New Guidance Updates Drug Treatments for Fatty Liver Disease (MASLD/MASH)

The global prevalence of Metabolic-dysfunction associated steatotic liver disease (MASLD), formerly NAFLD, and its more severe inflammatory form, metabolic-dysfunction associated steatohepatitis (MASH), affects over 25% of adults, posing a significant health threat that can lead to cirrhosis, liver failure, and hepatocellular carcinoma. Despite the urgent need, there has been a lack of comprehensive, updated pharmacological guidance for clinicians on effectively managing MASLD and MASH.

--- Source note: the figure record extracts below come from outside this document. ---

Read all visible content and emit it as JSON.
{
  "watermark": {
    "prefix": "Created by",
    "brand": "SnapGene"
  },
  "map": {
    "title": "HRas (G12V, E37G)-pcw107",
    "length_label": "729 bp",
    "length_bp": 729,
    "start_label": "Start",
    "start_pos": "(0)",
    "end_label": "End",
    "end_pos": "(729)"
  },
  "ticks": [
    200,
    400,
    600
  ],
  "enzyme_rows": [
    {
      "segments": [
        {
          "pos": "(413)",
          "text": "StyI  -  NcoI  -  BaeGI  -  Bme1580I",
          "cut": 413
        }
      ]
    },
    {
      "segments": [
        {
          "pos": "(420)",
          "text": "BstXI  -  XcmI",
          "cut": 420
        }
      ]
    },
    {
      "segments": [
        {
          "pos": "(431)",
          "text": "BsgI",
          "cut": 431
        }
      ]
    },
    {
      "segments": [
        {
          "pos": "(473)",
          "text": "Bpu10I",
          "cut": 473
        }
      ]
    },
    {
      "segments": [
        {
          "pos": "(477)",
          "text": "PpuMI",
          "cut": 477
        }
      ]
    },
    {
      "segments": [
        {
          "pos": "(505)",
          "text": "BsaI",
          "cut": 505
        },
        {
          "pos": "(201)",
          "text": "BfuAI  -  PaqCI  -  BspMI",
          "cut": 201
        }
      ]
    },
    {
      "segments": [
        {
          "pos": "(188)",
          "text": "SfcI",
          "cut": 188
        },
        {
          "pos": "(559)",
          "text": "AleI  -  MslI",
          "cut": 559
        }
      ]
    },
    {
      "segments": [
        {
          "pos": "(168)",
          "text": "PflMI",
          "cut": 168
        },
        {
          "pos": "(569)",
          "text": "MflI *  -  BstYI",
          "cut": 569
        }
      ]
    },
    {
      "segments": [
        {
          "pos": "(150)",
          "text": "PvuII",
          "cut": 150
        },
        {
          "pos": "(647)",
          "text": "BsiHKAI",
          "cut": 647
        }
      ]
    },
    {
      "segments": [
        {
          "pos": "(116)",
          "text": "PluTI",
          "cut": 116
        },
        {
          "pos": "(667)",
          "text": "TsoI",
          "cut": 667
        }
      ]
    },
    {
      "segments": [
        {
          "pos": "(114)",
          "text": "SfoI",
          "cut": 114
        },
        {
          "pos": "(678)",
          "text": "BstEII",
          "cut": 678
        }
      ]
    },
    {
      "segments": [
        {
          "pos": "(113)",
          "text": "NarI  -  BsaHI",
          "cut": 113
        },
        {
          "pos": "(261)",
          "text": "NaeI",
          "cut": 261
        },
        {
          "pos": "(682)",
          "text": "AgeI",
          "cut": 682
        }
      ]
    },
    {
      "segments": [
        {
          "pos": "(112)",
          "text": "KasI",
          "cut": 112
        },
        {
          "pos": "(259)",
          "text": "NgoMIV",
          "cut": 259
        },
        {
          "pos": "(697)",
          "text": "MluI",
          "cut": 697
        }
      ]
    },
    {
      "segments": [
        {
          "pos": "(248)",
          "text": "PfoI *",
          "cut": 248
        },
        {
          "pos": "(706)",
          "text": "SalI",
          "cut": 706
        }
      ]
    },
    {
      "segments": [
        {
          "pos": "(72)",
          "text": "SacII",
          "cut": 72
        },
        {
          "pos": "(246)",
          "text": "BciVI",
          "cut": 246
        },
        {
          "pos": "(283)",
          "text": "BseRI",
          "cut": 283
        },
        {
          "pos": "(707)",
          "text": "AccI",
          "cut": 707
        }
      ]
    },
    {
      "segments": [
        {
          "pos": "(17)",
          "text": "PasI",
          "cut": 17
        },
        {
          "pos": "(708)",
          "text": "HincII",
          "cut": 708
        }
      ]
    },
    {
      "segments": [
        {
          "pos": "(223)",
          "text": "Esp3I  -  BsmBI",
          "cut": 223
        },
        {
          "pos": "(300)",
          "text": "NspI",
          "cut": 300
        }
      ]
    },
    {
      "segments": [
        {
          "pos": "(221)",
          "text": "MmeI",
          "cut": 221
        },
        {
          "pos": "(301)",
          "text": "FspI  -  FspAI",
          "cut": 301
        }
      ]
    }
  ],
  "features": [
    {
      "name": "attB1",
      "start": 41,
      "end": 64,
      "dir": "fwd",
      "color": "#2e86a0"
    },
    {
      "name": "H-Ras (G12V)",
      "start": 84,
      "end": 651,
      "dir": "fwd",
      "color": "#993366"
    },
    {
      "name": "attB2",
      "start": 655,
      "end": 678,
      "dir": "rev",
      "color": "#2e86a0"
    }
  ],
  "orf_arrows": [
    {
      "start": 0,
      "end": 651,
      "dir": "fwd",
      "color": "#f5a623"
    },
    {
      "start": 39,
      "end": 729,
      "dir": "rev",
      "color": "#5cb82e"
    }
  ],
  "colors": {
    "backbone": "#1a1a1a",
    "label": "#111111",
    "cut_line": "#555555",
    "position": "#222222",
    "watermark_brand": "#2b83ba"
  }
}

The guidance strongly recommends GLP-1 receptor agonists (e.g., semaglutide, tirzepatide) as first-line pharmacological agents for patients with MASLD and MASH, particularly those with type 2 diabetes or obesity. These agents demonstrated significant improvements, with semaglutide showing up to 59% resolution of MASH (meaning the inflammation and ballooning of liver cells improved) without worsening fibrosis and tirzepatide achieving 55% resolution across various doses. PPAR-alpha/delta agonists like obeticholic acid were also recommended for MASH with fibrosis, showing a 20% improvement in fibrosis stage without worsening MASH after 72 weeks of treatment. The most impactful finding highlights that GLP-1 receptor agonists are now considered pivotal in MASLD/MASH management, offering substantial histological benefits beyond weight loss and glycemic control. Furthermore, SGLT2 inhibitors (e.g., empagliflozin, dapagliflozin) were recommended for patients with type 2 diabetes and MASLD, showing a 30-40% reduction in liver fat content and improvements in liver enzymes, though direct histological MASH resolution data is still emerging. The guidance also noted the potential role of vitamin E in non-diabetic MASH patients, demonstrating a 43% improvement in MASH histology compared to placebo in some studies.